"Alexa, what do you do for fun?" Characterizing playful requests with
virtual assistants
- URL: http://arxiv.org/abs/2105.05571v1
- Date: Wed, 12 May 2021 10:48:00 GMT
- Title: "Alexa, what do you do for fun?" Characterizing playful requests with
virtual assistants
- Authors: Chen Shani, Alexander Libov, Sofia Tolmach, Liane Lewin-Eytan, Yoelle
Maarek, Dafna Shahaf
- Abstract summary: We introduce a taxonomy of playful requests rooted in theories of humor and refined by analyzing real-world traffic from Alexa.
Our conjecture is that understanding such utterances will improve user experience with virtual assistants.

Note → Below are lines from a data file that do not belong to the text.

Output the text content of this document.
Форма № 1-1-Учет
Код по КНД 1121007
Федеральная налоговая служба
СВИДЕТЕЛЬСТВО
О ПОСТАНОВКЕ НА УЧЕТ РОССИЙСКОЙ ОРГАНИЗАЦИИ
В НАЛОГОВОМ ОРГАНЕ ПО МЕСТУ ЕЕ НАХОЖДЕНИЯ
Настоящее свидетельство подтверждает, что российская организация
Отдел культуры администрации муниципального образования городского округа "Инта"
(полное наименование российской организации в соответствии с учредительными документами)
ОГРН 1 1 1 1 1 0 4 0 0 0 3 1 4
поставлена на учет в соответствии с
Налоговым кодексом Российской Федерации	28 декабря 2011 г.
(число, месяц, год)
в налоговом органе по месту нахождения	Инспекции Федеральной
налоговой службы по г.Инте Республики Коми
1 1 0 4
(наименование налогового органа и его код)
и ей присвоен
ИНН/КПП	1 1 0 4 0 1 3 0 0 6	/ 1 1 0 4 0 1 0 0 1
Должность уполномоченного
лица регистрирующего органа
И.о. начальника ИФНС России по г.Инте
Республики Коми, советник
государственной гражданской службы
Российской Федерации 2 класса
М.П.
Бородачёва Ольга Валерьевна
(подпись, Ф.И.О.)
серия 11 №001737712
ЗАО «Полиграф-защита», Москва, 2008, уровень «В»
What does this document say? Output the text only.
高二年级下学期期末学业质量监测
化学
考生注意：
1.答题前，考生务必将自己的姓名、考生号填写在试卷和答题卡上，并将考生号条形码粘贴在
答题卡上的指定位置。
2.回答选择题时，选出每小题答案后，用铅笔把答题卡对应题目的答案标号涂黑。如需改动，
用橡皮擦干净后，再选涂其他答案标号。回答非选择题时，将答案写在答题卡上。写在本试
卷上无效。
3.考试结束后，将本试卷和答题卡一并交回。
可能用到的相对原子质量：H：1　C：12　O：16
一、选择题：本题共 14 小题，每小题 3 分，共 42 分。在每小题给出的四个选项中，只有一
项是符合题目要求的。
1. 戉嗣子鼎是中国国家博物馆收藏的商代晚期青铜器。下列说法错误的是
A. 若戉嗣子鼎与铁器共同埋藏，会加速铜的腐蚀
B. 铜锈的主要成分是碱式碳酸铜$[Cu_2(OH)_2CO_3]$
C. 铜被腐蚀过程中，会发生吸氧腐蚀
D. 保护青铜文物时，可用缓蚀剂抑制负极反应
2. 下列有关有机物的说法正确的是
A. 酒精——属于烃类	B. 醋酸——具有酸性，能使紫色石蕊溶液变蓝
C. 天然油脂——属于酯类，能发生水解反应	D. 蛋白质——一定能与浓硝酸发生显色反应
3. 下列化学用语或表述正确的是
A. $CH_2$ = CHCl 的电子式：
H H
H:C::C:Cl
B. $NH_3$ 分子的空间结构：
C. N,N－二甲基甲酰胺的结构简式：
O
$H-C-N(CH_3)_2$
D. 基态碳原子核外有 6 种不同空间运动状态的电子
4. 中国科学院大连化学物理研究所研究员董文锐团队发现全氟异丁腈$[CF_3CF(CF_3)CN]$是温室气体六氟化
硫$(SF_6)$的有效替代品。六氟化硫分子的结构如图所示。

- Score: 68.48043257125678
- License: http://arxiv.org/licenses/nonexclusive-distrib/1.0/
- Abstract: Virtual assistants such as Amazon's Alexa, Apple's Siri, Google Home, and
Microsoft's Cortana, are becoming ubiquitous in our daily lives and
successfully help users in various daily tasks, such as making phone calls or
playing music. Yet, they still struggle with playful utterances, which are not
meant to be interpreted literally. Examples include jokes or absurd requests or
questions such as, "Are you afraid of the dark?", "Who let the dogs out?", or
"Order a zillion gummy bears". Today, virtual assistants often return
irrelevant answers to such utterances, except for hard-coded ones addressed by
canned replies.
To address the challenge of automatically detecting playful utterances, we
first characterize the different types of playful human-virtual assistant
interaction. We introduce a taxonomy of playful requests rooted in theories of
humor and refined by analyzing real-world traffic from Alexa. We then focus on
one node, personification, where users refer to the virtual assistant as a
person ("What do you do for fun?"). Our conjecture is that understanding such
utterances will improve user experience with virtual assistants. We conducted a
Wizard-of-Oz user study and showed that endowing virtual assistant s with the
ability to identify humorous opportunities indeed has the potential to increase
user satisfaction. We hope this work will contribute to the understanding of
the landscape of the problem and inspire novel ideas and techniques towards the
vision of giving virtual assistants a sense of humor.